Striking indeed now was the absence of any joking. Steele had showed his
hand, and, as one gambler said: "It's a hard hand to call."
The truth was, this Ranger Service was hateful to the free-and-easy
Texan who lived by anything except hard and honest work, and it was
damnably hateful to the lawless class. Steele's authority, now obvious
to all, was unlimited; it could go as far as he had power to carry it.
From present indications that power might be considerable. The work of
native sheriffs and constables in western Texas had been a farce, an
utter failure.
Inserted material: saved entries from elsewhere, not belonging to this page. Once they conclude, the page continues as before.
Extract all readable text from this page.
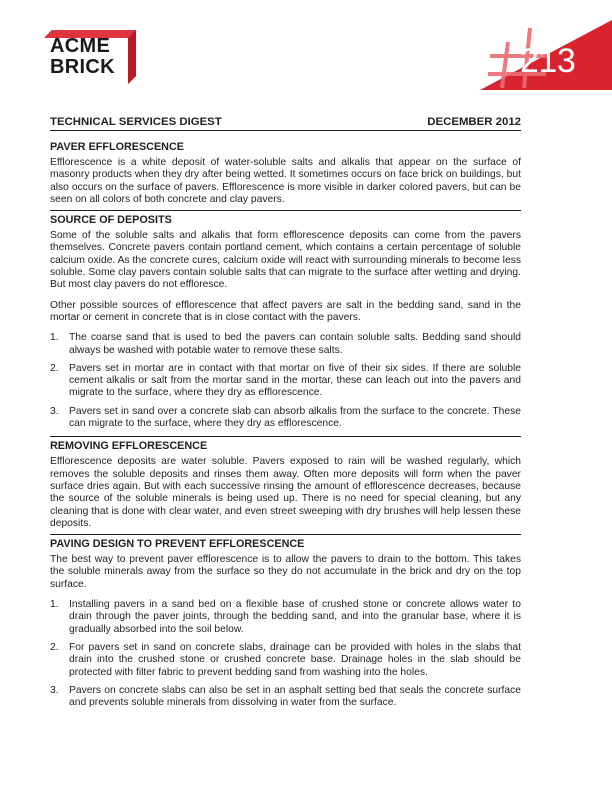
ACME
BRICK	213
TECHNICAL SERVICES DIGEST	DECEMBER 2012
PAVER EFFLORESCENCE

Efflorescence is a white deposit of water-soluble salts and alkalis that appear on the surface of masonry products when they dry after being wetted. It sometimes occurs on face brick on buildings, but also occurs on the surface of pavers. Efflorescence is more visible in darker colored pavers, but can be seen on all colors of both concrete and clay pavers.

SOURCE OF DEPOSITS

Some of the soluble salts and alkalis that form efflorescence deposits can come from the pavers themselves. Concrete pavers contain portland cement, which contains a certain percentage of soluble calcium oxide. As the concrete cures, calcium oxide will react with surrounding minerals to become less soluble. Some clay pavers contain soluble salts that can migrate to the surface after wetting and drying. But most clay pavers do not effloresce.

Other possible sources of efflorescence that affect pavers are salt in the bedding sand, sand in the mortar or cement in concrete that is in close contact with the pavers.

1. The coarse sand that is used to bed the pavers can contain soluble salts. Bedding sand should always be washed with potable water to remove these salts.
2. Pavers set in mortar are in contact with that mortar on five of their six sides. If there are soluble cement alkalis or salt from the mortar sand in the mortar, these can leach out into the pavers and migrate to the surface, where they dry as efflorescence.
3. Pavers set in sand over a concrete slab can absorb alkalis from the surface to the concrete. These can migrate to the surface, where they dry as efflorescence.
REMOVING EFFLORESCENCE

Efflorescence deposits are water soluble. Pavers exposed to rain will be washed regularly, which removes the soluble deposits and rinses them away. Often more deposits will form when the paver surface dries again. But with each successive rinsing the amount of efflorescence decreases, because the source of the soluble minerals is being used up. There is no need for special cleaning, but any cleaning that is done with clear water, and even street sweeping with dry brushes will help lessen these deposits.

PAVING DESIGN TO PREVENT EFFLORESCENCE

The best way to prevent paver efflorescence is to allow the pavers to drain to the bottom. This takes the soluble minerals away from the surface so they do not accumulate in the brick and dry on the top surface.

1. Installing pavers in a sand bed on a flexible base of crushed stone or concrete allows water to drain through the paver joints, through the bedding sand, and into the granular base, where it is gradually absorbed into the soil below.
2. For pavers set in sand on concrete slabs, drainage can be provided with holes in the slabs that drain into the crushed stone or crushed concrete base. Drainage holes in the slab should be protected with filter fabric to prevent bedding sand from washing into the holes.
3. Pavers on concrete slabs can also be set in an asphalt setting bed that seals the concrete surface and prevents soluble minerals from dissolving in water from the surface.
If an honest native of a community undertook to be a
sheriff he became immediately a target for rowdy cowboys and other
vicious elements.
Many a town south and west of San Antonio owed its peace and prosperity
to Rangers, and only to them. They had killed or driven out the
criminals. They interpreted the law for themselves, and it was only such
an attitude toward law--the stern, uncompromising, implacable
extermination of the lawless--that was going to do for all Texas what it
had done for part.
Steele was the driving wedge that had begun to split Linrock--split the
honest from dominance by the dishonest. To be sure, Steele might be
killed at any moment, and that contingency was voiced in the growl of
one sullen man who said: "Wot the hell are we up against? Ain't somebody
goin' to plug this Ranger?"
It was then that the thing for which Steele stood, the Ranger
Service--to help, to save, to defend, to punish, with such somber menace
of death as seemed embodied in his cold attitude toward resistance--took
hold of Linrock and sunk deep into both black and honest hearts.